When To Refer To A Therapist

Throughout your daily life you may notice that another person seems to be suffering or needing psychological help. Sometimes they may even trust you enough to open up about problems they are having in their personal lives, relationships and jobs. They may also ask for your help or advice. In many cases you may find yourself in a very difficult situation not knowing what or even if you should try to help or advise them.

Often other people's problems call for more experience and education than most people have, or call for the other person to be more objective about the problem than possible. At other times, trying to help or advise others about their problems would be inappropriate given the kind of relationship between the two people. This may be a time when the best someone can do for the other person is recommend they see a psychotherapist.

Psychotherapy is a way to help people work through the problems they are experiencing, so they can move on and enjoy a life that is productive and fulfilling. Some people seek out a therapist because their feelings are painful or disrupt their daily lives. Others see a therapist when they are unsatisfied with the direction their lives are going, or to eliminate unhealthy habits or patterns. These are appropriate times to refer others to therapy. However, seriously consider referring someone to therapy under the following conditions:

  • When the person expresses or appears to feel hopeless and helpless
  • When they are sad, blue, nervous, or tense for a prolonged periods of time
  • If they have an inability to carryout everyday activities
  • If they express a wish to "make it all go away"
  • If you suspect they are being abused in some way

These can all be serious warning signs of severe anxiety and/or depression.
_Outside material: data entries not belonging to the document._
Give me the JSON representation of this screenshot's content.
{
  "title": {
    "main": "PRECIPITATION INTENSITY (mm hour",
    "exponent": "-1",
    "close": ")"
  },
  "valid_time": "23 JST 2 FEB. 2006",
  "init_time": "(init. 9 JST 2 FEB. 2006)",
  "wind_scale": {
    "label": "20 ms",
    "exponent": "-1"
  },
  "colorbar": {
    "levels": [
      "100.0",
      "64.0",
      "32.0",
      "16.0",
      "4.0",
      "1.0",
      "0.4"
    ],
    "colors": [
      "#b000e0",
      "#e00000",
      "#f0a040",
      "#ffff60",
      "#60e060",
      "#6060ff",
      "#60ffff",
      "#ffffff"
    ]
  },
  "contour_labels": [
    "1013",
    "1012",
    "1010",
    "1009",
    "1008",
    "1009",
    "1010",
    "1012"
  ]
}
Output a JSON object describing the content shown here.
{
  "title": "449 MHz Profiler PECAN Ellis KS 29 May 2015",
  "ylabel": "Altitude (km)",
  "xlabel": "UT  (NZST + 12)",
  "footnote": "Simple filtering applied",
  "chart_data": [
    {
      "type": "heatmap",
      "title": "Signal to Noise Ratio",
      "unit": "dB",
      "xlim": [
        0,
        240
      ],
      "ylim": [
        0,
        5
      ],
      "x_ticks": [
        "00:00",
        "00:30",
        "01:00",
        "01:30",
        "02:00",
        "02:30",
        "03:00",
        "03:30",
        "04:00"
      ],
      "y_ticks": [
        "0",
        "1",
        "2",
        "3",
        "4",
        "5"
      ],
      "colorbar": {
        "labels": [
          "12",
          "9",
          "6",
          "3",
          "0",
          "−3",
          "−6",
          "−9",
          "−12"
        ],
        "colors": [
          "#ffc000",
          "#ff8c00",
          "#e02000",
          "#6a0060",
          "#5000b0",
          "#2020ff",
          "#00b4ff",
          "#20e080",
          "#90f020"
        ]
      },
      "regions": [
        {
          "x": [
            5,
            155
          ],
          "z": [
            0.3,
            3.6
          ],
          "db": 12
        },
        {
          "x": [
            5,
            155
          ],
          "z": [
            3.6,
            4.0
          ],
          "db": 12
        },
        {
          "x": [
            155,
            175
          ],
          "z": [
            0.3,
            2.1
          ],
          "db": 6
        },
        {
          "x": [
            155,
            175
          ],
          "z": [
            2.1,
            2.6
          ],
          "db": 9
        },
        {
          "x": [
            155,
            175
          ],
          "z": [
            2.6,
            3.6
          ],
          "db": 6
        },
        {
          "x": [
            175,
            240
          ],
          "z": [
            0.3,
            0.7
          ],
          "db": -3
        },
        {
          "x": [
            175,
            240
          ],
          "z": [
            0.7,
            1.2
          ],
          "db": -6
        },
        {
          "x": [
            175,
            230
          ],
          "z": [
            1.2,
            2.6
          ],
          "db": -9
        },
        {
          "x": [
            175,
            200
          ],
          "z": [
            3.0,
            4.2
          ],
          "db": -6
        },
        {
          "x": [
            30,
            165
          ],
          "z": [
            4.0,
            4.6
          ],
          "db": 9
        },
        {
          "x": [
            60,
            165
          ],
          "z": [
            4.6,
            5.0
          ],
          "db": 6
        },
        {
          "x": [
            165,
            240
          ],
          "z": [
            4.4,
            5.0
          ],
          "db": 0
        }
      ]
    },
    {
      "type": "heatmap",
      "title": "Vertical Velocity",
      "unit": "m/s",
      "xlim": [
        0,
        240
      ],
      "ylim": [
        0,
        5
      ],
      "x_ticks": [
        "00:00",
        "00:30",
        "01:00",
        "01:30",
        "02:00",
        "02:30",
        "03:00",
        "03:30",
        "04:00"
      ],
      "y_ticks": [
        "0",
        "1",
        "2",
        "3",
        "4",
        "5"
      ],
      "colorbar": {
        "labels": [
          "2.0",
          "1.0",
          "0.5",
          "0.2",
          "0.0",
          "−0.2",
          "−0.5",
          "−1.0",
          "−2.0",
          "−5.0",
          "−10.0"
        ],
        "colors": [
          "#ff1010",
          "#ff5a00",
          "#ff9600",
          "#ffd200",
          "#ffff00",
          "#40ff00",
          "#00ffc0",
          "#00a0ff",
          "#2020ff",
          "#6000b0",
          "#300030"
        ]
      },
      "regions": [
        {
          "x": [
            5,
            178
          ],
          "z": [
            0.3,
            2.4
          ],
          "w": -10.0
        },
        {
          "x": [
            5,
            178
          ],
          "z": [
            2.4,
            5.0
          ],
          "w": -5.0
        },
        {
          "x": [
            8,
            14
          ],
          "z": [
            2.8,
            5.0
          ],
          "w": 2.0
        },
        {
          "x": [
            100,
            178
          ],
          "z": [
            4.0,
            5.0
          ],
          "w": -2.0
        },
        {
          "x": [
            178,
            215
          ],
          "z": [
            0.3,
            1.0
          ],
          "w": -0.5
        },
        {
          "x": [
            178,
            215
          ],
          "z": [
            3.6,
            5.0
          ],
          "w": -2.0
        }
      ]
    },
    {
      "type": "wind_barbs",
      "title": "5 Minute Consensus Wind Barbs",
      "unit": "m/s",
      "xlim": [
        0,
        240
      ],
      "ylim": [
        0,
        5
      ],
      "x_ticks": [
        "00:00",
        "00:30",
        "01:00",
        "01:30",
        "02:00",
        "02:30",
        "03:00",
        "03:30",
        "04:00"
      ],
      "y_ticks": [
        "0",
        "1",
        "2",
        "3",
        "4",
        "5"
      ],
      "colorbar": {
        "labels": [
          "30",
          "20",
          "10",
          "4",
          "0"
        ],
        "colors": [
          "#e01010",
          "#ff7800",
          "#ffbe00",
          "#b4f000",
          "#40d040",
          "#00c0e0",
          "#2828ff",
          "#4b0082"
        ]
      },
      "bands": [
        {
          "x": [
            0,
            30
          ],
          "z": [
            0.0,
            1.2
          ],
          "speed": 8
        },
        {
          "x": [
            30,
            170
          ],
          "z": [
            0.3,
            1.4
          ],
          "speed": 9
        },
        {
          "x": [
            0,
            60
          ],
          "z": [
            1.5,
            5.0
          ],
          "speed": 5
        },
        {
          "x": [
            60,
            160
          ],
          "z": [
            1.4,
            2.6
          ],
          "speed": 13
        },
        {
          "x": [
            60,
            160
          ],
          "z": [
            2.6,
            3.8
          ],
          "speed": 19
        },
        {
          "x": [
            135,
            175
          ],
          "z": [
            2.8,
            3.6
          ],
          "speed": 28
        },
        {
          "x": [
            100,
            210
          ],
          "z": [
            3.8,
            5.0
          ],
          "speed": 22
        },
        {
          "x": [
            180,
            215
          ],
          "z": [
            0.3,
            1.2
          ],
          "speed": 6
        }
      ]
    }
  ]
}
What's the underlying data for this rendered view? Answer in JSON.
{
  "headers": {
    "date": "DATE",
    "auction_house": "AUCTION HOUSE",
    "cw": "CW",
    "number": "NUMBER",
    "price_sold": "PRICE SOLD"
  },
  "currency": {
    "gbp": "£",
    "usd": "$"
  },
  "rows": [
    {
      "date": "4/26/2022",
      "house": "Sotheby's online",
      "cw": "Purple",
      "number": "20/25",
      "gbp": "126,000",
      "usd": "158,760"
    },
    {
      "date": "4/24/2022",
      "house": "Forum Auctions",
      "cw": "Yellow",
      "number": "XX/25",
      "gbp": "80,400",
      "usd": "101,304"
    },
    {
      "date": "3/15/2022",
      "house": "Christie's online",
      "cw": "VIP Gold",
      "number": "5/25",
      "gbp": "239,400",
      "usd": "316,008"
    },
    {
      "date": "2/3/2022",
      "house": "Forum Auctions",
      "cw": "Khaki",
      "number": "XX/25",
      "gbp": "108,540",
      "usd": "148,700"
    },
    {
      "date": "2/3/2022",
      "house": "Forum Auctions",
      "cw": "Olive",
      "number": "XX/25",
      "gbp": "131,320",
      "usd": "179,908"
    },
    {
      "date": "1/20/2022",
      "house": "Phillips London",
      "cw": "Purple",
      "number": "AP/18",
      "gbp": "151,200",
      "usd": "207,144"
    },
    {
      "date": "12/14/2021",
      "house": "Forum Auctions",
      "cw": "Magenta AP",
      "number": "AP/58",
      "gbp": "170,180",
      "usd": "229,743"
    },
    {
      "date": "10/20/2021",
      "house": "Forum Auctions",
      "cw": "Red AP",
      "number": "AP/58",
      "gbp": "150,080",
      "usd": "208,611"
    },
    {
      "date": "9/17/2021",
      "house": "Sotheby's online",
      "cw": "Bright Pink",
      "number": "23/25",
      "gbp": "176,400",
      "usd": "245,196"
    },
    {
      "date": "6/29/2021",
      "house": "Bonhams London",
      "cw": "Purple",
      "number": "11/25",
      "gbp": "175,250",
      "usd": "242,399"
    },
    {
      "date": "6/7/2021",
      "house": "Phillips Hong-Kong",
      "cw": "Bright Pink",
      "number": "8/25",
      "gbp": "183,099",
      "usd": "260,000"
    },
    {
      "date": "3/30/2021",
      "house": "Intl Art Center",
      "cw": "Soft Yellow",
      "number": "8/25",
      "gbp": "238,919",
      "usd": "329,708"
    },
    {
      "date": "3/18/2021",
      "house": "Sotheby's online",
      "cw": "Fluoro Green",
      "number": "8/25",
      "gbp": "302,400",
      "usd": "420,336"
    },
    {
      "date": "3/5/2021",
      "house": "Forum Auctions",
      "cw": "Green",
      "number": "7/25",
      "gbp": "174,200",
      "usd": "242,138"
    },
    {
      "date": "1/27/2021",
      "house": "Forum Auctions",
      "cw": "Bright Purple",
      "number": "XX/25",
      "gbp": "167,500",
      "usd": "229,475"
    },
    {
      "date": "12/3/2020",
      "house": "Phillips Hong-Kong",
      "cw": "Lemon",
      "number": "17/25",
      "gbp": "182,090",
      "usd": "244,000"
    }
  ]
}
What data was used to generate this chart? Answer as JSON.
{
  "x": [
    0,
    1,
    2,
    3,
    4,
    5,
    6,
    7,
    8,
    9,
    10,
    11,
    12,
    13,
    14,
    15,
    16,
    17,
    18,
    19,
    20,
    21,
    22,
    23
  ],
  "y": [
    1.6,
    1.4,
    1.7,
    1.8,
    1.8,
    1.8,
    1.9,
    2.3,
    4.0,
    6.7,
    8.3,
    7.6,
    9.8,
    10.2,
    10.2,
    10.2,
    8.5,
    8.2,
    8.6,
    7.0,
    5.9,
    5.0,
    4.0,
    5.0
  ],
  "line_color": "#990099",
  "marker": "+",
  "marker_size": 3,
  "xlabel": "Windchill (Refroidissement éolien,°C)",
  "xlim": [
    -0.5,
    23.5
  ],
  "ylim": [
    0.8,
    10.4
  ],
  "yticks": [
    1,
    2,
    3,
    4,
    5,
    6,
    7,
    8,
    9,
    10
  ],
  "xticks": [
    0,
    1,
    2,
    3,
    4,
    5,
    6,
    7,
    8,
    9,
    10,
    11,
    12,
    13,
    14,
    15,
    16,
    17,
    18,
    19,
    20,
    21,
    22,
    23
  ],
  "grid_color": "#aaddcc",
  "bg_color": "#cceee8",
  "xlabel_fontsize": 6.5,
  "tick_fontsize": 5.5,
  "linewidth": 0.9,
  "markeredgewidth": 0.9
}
What You Can Do to Encourage Another Person to See a Therapist

People who are having very difficult problems more than anything need encouragement. For whatever reason, they have probably become discouraged. The support and help of another person can give them the courage to take steps they might not otherwise feel capable of doing.

  1. Express your concern for their wellbeing by using fairly concrete examples of what worries you, i.e. sleeps most of the day, isolates from others, rarely laughs. Just saying, “You seem to be unhappy,” isn't enough.
  2. Ask how you can be of help in getting them to a therapist. They may need someone to sit with them when they make the initial call or may need someone to accompany them to the therapist's office. They may also need help in deciding whom to see.
  3. Assure them that they aren't going crazy just because the problems are difficult enough to need the help of a professional. Willingness to get help when you can't handle a problem is a sign that a person is still functioning at a level where they are capable of making decisions and therefore aren't “losing their minds.”
  4. Share times with the person when you either saw a therapist or considered it seriously.
  5. Plainly state your feelings that this problem is beyond your level of help. "I just can't help you with this particular problem" is best.
  6. Assure the person you will do whatever you can to support their work with the therapist.
  7. If the person is overly concerned about the cost of therapy, remind them that there are various resources like health insurance, sliding scale fees, medicare and medicaid that may help reduce the expense. Friends and family very often too have the same concerns you have and may be willing to help the person pay for therapy.
  8. If after you have done everything you can to get the person to therapy, and they either refuse or don't follow through with the plan to see someone, and you continue to be extremely concerned, ask for support and help from their friends and family in getting help for them. Try to assess who has the most influence with the person. They may be your best resource.
  9. If the person does follow through with the plan to see a therapist, acknowledge their courage in doing something that was difficult for them.